Esta extraña particularidad de gestos y seres, que choca con un contorno bien real, permite en
todo momento a la novela negra asomarse a lo fantástico. Chesterton veía en la novela policial
de su época (pero su frase se aplica mucho más justamente a la novela negra) “la única rama
de la literatura popular donde se encuentra expresado un cierto sentimiento poético de la vida
moderna”. La noche y la ciudad son el tiempo y el espacio de toda la novela negra, que fue en
este marco, el género donde se encontraron mejor explotadas las posibilidades de un cierto
fantástico moderno. Este aspecto se encontró todavía acentuado en el cine durante la gran
época del film negro. Apenas es necesario evocar a Bogart. Novela y cine son aquí
inseparables, y marcan del mismo modo toda una época.

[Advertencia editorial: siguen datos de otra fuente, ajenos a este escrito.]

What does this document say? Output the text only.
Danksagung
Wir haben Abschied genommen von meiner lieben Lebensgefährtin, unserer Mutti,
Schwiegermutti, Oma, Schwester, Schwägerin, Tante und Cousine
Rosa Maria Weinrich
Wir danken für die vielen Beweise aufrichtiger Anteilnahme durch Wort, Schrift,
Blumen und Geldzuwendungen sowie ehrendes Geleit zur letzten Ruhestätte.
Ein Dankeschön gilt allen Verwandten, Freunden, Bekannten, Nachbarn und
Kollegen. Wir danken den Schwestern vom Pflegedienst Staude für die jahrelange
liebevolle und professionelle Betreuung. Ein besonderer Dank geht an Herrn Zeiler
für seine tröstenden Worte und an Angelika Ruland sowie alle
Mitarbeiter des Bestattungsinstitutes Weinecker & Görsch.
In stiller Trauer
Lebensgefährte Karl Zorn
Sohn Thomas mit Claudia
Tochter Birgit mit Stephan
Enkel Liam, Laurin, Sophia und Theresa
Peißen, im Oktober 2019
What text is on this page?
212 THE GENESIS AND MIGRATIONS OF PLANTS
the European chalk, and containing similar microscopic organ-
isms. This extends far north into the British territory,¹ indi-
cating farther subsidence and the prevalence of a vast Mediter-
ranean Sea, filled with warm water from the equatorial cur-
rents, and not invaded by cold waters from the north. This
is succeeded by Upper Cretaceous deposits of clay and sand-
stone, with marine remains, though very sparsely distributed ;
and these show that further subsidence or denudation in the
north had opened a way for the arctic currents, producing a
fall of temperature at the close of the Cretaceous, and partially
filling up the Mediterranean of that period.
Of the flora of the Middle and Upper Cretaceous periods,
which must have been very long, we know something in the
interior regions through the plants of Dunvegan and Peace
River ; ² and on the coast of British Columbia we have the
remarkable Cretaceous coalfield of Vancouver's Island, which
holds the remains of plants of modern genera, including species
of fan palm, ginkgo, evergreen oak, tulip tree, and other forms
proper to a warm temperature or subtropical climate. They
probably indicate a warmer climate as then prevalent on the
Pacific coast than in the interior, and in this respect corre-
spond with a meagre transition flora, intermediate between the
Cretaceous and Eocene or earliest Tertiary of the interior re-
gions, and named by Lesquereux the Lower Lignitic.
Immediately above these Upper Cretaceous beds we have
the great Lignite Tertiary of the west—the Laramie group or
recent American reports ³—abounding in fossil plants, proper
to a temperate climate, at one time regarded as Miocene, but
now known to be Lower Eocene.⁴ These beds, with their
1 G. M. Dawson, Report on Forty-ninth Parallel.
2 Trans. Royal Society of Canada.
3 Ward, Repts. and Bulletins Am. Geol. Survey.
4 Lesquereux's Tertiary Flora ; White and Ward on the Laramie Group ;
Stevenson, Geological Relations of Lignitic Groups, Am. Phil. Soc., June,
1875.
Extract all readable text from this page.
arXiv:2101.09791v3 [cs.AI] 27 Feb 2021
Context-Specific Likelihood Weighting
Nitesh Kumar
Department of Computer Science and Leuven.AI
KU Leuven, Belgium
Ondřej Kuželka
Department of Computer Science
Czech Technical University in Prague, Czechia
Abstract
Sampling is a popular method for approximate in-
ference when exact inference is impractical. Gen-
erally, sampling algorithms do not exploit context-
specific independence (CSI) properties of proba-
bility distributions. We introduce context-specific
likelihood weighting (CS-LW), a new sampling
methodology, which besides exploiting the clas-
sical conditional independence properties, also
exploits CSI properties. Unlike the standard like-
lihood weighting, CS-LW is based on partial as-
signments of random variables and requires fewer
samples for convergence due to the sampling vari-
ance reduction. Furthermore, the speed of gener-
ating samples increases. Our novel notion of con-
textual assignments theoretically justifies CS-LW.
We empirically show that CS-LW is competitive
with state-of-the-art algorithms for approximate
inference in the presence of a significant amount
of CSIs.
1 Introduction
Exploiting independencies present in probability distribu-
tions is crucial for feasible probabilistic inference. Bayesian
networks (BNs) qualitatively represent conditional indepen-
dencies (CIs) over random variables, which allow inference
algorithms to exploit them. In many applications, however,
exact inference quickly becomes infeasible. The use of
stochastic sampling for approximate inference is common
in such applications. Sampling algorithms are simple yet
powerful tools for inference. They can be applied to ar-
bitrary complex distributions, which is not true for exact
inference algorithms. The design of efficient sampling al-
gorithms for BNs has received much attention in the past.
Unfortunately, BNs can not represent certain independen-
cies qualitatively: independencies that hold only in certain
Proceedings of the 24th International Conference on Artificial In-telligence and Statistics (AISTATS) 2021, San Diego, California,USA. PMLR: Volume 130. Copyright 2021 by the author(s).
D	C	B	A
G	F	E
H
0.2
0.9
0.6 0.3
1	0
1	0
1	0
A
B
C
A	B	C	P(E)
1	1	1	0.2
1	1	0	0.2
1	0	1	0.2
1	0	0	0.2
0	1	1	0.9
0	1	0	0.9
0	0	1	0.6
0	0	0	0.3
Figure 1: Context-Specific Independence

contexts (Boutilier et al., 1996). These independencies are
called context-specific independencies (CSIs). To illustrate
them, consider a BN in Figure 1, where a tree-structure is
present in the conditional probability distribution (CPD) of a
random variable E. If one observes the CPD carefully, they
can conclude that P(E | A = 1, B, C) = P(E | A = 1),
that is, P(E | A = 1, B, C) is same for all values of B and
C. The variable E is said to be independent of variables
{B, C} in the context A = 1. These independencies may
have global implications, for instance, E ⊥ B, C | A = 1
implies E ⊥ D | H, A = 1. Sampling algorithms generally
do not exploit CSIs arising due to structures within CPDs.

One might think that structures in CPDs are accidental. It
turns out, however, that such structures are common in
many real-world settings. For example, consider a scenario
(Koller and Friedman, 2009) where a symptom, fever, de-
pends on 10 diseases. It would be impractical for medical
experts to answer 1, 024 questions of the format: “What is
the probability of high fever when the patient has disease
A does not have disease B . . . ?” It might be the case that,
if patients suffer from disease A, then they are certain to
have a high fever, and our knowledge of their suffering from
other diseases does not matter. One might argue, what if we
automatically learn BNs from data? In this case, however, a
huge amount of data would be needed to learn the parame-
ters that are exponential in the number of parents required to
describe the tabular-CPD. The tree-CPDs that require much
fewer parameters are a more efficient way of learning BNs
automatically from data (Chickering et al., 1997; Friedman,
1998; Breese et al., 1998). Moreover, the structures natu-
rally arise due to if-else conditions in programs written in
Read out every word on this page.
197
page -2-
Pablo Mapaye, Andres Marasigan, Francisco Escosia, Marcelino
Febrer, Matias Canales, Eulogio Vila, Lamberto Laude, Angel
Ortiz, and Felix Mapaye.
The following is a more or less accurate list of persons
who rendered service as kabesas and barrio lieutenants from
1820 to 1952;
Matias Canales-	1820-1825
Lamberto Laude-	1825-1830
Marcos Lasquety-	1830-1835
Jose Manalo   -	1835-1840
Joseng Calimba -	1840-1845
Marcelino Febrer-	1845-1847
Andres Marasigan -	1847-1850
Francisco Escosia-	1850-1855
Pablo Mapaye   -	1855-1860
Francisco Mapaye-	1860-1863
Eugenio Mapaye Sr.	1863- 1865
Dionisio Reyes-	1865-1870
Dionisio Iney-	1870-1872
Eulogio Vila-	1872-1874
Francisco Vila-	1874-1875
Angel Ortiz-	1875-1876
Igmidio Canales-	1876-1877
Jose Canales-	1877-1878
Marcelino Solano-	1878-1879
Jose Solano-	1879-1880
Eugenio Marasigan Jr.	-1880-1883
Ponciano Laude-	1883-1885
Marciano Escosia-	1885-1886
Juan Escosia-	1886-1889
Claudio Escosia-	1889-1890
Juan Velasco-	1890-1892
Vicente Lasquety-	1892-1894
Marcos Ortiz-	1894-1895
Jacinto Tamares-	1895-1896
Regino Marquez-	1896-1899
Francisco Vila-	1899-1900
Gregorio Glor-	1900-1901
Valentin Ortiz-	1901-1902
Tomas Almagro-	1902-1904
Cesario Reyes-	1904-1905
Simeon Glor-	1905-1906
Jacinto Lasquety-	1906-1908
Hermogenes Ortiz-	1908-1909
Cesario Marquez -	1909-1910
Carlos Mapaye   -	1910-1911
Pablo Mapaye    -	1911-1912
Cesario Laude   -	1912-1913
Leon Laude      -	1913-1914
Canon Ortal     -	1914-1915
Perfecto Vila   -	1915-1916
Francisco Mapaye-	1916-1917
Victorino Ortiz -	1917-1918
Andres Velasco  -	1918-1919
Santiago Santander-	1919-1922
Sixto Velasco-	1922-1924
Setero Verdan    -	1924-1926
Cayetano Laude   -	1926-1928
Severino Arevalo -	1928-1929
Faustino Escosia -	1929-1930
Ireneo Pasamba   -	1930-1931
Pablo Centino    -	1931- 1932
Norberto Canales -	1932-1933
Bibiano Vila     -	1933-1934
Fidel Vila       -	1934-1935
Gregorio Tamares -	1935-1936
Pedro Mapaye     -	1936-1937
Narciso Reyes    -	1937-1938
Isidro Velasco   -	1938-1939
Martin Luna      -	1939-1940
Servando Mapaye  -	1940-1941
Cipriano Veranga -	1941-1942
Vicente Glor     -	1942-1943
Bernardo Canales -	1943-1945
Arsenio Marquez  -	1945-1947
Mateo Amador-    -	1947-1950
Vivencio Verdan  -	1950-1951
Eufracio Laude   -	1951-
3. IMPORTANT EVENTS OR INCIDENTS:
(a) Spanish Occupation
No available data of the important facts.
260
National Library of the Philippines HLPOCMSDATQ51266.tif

Se escribió mucho a partir de Claude-Edmonde Magny, y con frecuencia de manera estrecha y
escolar, sobre el estilo de Hammett: el conductismo, la objetividad, la novela de
comportamiento opuesta al análisis psicológico, etc. Limitarse a estas consideraciones es
separarse de todo contacto viviente con su obra. En realidad Hammett llegó a una nueva
literatura al querer romper con la novela policial clásica, de enigma. En los novelistas
europeos, había que romper con la vieja novela burguesa, el “psicologismo”, y esta literatura
era una revelación. Pero no era lo característico de Hammett. También se lo encontraba en
Hemingway y en otros escritores importantes de la época. Ahora bien, Hammett escribía
“novelas policiales”, lo que condujo a una separación completamente artificial. Escribir novelas
policiales cuando se vive en una época policial (prohibición, gansterismo), no es trabajar en un
género menor y sub-literario, sino escribir las novelas más necesarias y hablar de las cosas más
urgentes. Se comprueba que novelistas como Hammett, Burnett, McCoy, Chandler (como en el
campo no policial, un Ring Lardner o un Nathanael West) nos ofrecen las imágenes más fuertes
de los EEUU de su tiempo, y merecen su lugar frente a sus contemporáneos “exiliados” de la
generación perdida. La novela negra evolucionó desde Hammett. Al lado de los grandes
escritores, que son James M. Cain, Raymond Chandler, Horace McCoy, William R. Burnett y
Chester Himes, hay que citar, entre otros, a Jonathan Latimer, Harry Whittington, William
Campbell Gault, Donald Henderson Clarke, David Goodis, John McPartland, Stanley Ellin, Jim
Thompson, Charles Williams. En estos autores, el género se amplió y transformó
considerablemente. El enigma terminó por desaparecer en provecho de la acción. El detective
privado perdió su lugar de personaje central. Con frecuencia es reemplazado por el periodista,
a veces por el oficial de policía y, sobre todo, por el gánster mismo. La expresión “novela
negra” abarca actualmente tanto la biografía del gánster, abierta en 1929 por El pequeño
César, de William R. Burnett (que sólo Donald Henderson Clarke llegó a igualar en Un tipo
llamado Louis Beretti) como el relato detallado de un gran “golpe” (especialidad de Lionel
White). El medio va desde sectas religiosas (Corrida en lo del profeta, Jonathan Latimer) a los
vendedores de alfombras (La llave bajo la alfombra, William Campbell Gault) y los géneros
desde la farsa (Fantasía, Charles Williams) al límite de lo terrorífico (Los senos de hielo, Richard
Matheson).
Por el momento ninguna de estas direcciones parece reunir suficiente cantidad de rasgos
comunes como para fundar una nueva tradición comparable a la de Hammett. Pero esta
diversidad indica precisamente que la novela negra todavía está lejos de su declinación y sigue
siendo el género literario más practicado y más leído hoy en día. Sobre todo la influencia de su
estilo, de sus métodos, sobre la parte más interesante y más viviente de la novela “seria”,
especialmente de la anti-novela, continúa demostrando la regla enunciada por Víktor
Shklovski, según la cual las nuevas formas literarias no son otra cosa que la canonización de
géneros considerados como inferiores o sub-literarios.